Natural Rock Arches
Standing on the desert floor, looking up at the sheer magnitude of these natural stone bridges, one can’t help but think, I see sky where there should be rock. It seems impossible, absurd even, that something so large, so heavy, and so brittle should be practically floating hundreds of feet in the air. Horizontal pillars in the sky, they evoke an almost primal instinct that the world is very large, and we are very small.
These geological phenomena are formed through a deceivingly simple process of erosion. Water percolates through the cracks in the rock, and in the winter it freezes and expands, cracking and carving bits and pieces of the rock into natural arches. Over millions of years it becomes possible for even such dramatic structures as Kolob Arch, one of the largest arches in the world, to form.
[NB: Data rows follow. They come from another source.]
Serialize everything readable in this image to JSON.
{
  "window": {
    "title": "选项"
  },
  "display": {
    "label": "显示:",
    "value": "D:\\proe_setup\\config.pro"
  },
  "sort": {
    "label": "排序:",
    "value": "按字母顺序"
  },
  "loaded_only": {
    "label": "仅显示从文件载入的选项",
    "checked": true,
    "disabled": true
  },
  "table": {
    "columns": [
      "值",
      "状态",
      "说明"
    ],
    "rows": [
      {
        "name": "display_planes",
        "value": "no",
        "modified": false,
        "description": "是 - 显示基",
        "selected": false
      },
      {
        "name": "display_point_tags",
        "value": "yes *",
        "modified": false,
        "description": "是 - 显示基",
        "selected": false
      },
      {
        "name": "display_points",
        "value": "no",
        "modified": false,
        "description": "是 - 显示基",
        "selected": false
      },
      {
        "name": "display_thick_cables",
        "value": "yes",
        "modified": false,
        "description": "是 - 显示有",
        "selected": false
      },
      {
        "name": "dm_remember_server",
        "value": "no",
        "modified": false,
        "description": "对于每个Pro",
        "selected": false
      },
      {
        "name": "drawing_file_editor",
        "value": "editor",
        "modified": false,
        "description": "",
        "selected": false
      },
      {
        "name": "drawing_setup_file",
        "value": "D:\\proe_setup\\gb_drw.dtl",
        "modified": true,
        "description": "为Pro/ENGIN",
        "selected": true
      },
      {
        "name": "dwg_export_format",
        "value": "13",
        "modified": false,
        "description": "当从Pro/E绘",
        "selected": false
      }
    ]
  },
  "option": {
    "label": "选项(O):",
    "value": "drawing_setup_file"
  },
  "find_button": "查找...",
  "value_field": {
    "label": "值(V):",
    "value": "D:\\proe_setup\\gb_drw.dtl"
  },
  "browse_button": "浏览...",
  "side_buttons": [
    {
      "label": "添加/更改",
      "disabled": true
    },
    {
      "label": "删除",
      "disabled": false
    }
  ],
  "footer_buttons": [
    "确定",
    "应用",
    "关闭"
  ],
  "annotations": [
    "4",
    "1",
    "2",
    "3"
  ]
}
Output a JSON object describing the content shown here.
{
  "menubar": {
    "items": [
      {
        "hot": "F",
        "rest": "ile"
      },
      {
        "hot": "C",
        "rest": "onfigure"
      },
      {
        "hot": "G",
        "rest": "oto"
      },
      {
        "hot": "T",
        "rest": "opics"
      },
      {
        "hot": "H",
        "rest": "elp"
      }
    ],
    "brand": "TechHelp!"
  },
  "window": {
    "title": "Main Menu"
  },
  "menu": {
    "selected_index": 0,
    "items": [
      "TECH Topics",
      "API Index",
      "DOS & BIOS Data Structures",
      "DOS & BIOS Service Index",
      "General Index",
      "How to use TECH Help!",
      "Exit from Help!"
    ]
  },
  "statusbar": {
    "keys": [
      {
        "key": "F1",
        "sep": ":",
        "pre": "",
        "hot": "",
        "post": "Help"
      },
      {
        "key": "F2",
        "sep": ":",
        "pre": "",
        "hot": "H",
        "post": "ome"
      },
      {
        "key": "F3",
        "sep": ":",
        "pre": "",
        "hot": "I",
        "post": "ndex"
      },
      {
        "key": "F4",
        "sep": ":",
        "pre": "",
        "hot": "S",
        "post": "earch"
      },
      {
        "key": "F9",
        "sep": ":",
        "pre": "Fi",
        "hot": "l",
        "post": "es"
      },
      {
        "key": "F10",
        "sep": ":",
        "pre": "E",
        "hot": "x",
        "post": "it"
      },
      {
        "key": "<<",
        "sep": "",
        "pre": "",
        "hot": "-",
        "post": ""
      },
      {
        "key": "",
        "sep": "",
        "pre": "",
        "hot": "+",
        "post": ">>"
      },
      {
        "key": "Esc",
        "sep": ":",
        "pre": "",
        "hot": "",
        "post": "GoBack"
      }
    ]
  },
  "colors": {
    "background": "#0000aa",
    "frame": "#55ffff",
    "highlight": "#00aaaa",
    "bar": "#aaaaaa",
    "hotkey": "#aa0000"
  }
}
Around 300 million of years ago the entire Colorado plateau was covered by an ancient sea. When it eventually dried up, it left behind unstable salt deposits within the Navajo sandstone that dominates this region. Eventually the salt deposits collapsed under the weight of the sandstone and pushed huge sections of rock upward, while entire sections sunk into the ground. That’s half the story of this rugged terrain; the other being the deftness of nature’s hand on this type of rock. Within a few miles, we find that Navajo sandstone is subtle enough to carve the winding grace of the narrows while strong enough to hold aloft the humbling Court of the Patriarchs.
Utah honored the arch on its centennial license plate in 1996 with the image of Delicate Arch from Arches National Park. Three of its earliest national parks were set aside to protect the state’s arches: Natural Bridges National Monument (1908), Rainbow Bridge National Monument (1910), and Arches National (Monument in 1929) Park (1971).